Dozens of the handwritten tomes were spirited to safety in nearby Kurdish-ruled areas.
There they remain, hidden in a non-descript apartment in the Kurdish city of Dohuk where Christians who have fled the extremists' onslaught are living and watching over them.
The Associated Press was allowed rare access to the library, a collection of copies of Bibles and biblical commentaries, mostly written in Syriac a form of the ancient Semitic Aramaic language and mostly dating back 400-500 years.
Their rescue is a bright spot in the devastating onslaught by the Sunni extremists against Iraq's people - particularly religious and ethnic minorities - and Iraq's heritage, as they took over much of northern and western Iraq the past year.

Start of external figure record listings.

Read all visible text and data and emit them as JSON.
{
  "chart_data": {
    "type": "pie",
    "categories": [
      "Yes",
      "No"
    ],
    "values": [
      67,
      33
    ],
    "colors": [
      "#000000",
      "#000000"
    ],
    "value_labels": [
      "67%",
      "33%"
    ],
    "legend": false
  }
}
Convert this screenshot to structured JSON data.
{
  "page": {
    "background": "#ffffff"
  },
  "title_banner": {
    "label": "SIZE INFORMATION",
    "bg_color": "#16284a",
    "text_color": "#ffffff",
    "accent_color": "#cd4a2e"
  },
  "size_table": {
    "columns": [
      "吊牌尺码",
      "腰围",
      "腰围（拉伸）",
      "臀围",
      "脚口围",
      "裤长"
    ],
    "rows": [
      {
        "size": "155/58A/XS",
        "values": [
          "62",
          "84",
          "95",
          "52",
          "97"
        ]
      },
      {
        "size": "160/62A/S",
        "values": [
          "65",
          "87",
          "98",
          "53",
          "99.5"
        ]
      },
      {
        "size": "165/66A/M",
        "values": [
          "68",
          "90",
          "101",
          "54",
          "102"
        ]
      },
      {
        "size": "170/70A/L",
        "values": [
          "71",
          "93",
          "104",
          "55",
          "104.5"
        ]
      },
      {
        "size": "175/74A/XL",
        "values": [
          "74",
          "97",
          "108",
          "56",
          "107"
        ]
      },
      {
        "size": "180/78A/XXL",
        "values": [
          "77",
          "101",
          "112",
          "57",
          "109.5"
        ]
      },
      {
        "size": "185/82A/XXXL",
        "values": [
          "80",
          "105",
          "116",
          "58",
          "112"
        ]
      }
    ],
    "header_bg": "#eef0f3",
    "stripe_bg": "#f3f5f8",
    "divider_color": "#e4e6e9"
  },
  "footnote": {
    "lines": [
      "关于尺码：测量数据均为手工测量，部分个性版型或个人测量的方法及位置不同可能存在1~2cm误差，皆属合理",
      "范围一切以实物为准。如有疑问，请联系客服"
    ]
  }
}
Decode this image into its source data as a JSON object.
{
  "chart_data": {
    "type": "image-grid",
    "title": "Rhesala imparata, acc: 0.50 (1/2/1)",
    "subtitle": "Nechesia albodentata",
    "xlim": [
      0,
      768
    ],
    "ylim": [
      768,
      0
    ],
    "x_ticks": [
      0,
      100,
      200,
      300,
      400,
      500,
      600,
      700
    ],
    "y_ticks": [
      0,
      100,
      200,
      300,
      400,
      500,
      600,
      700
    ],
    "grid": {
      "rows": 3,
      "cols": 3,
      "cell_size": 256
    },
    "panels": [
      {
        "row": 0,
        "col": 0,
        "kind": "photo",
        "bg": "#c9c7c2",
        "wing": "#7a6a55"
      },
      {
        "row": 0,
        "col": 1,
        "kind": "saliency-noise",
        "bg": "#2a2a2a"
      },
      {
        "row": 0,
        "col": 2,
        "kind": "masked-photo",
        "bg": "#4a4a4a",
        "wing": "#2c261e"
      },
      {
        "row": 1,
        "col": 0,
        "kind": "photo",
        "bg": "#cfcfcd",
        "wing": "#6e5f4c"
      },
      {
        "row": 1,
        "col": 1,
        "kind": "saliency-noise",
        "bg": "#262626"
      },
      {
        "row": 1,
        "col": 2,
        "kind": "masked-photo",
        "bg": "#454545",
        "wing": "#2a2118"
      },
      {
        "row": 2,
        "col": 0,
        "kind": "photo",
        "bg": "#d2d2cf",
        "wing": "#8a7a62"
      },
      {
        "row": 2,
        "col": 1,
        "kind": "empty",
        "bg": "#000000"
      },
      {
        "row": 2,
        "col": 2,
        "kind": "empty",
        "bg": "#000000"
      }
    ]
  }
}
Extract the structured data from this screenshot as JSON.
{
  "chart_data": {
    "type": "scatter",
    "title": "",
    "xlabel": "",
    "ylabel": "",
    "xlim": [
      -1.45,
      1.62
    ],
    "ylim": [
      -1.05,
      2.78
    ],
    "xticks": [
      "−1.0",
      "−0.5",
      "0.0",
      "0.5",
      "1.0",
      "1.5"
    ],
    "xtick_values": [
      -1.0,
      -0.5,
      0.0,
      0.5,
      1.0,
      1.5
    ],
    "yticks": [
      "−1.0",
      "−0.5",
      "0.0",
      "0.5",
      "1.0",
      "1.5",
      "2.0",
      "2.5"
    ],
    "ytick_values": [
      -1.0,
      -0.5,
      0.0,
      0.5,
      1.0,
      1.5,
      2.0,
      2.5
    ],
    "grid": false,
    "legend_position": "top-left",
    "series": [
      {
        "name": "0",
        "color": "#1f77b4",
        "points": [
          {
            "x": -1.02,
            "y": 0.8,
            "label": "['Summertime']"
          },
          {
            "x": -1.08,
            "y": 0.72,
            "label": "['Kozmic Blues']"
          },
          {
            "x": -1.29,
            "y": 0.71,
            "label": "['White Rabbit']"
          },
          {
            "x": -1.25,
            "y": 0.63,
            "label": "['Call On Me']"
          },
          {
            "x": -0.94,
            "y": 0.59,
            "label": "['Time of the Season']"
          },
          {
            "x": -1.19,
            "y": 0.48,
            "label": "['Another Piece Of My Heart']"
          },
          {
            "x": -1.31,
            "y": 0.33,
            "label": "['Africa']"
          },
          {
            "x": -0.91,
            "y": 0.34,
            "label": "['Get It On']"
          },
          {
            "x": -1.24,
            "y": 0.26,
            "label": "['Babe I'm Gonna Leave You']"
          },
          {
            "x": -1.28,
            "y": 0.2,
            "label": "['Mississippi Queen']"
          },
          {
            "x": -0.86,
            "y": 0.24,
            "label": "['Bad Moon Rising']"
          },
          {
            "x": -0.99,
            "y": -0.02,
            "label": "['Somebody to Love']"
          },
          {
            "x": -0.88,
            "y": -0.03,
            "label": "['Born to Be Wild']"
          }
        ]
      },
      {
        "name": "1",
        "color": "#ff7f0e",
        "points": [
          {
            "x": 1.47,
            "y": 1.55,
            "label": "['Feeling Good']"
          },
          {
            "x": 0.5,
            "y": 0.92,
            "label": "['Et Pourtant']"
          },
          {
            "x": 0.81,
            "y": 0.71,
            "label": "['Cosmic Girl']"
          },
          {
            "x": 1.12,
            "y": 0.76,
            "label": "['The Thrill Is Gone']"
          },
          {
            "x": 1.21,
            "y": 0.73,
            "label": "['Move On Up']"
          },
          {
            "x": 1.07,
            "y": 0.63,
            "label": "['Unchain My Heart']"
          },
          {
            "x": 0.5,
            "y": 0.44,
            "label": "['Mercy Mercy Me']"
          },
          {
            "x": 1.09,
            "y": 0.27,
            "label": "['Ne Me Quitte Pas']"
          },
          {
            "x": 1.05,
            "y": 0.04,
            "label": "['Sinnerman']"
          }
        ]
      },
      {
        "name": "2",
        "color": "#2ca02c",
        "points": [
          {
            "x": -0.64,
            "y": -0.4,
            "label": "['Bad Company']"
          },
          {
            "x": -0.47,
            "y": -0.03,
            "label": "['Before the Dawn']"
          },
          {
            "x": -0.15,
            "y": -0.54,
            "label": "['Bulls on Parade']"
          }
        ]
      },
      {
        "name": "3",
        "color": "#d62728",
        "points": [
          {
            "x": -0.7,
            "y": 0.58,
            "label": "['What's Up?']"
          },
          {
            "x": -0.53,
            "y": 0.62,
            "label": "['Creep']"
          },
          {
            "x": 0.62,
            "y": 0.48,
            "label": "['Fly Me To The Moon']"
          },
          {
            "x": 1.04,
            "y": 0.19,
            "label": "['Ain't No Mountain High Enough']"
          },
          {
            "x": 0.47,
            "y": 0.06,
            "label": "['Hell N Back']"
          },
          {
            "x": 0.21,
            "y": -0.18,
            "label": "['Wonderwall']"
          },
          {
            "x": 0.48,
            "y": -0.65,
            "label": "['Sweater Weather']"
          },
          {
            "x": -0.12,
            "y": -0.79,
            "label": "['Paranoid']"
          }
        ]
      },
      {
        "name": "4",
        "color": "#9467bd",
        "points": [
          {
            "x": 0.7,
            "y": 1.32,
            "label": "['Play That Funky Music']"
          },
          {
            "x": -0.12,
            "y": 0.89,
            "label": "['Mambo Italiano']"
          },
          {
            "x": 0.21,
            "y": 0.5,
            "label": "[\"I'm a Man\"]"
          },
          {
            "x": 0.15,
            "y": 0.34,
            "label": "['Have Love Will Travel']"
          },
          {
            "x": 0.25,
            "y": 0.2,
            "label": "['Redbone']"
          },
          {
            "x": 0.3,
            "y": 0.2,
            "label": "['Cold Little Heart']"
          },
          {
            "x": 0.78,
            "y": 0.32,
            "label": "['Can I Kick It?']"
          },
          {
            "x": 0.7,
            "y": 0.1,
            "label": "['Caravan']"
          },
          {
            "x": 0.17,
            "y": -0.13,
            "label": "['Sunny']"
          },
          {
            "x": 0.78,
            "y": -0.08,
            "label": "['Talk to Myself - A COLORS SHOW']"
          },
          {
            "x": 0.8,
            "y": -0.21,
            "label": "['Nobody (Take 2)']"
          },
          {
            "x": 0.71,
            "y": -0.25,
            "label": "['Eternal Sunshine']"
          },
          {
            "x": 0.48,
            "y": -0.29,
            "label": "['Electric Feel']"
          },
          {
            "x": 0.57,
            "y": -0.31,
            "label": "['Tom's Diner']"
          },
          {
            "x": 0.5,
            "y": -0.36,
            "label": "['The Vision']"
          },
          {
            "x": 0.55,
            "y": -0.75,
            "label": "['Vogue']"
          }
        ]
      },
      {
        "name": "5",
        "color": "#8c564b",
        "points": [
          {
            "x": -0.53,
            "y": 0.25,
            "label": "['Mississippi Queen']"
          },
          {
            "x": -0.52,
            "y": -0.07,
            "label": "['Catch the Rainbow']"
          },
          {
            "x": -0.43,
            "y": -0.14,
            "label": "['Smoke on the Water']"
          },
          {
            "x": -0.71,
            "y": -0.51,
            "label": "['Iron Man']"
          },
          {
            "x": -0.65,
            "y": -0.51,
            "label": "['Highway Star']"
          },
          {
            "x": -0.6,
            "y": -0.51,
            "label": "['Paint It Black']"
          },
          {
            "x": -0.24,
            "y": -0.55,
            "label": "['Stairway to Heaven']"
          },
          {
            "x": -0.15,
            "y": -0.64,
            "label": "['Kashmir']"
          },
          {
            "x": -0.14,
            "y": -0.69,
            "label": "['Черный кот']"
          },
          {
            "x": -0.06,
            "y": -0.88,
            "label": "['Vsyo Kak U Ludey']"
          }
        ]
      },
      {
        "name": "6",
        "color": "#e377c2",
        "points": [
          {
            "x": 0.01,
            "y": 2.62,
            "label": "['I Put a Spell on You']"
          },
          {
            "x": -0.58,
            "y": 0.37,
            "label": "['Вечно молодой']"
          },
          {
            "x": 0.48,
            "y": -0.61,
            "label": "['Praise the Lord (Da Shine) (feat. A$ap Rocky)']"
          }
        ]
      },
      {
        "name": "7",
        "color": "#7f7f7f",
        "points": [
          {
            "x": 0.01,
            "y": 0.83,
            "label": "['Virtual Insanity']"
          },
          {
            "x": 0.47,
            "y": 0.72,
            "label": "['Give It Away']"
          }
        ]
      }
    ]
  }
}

When they captured Iraq's second largest city, Mosul, and other parts of the north last summer, most Christians and other minorities fled the city and nearby towns for the Kurdish autonomous zone further north.
In recent months they have accelerated their campaign to destroy more ancient sites, like the 3,000-year-old ruins of Nimrud; they shattered artifacts in Mosul's museum and burned hundreds of books at Mosul's library and university, including rare manuscripts.
The Syriac Orthodox Christians of Mar Matti, a monastery that dates back to the 4th century, moved to rescue their library of around 80 manuscripts in August, at the height of the Islamic State group's blitz, when its fighters were bearing down from Mosul to the north, toward the monastery, 35 kilometers (20 miles) from the city.
That was a relief to the monastery's monks and their community. But they aren't taking any chances and are leaving the manuscripts where they are until the group is decisively defeated.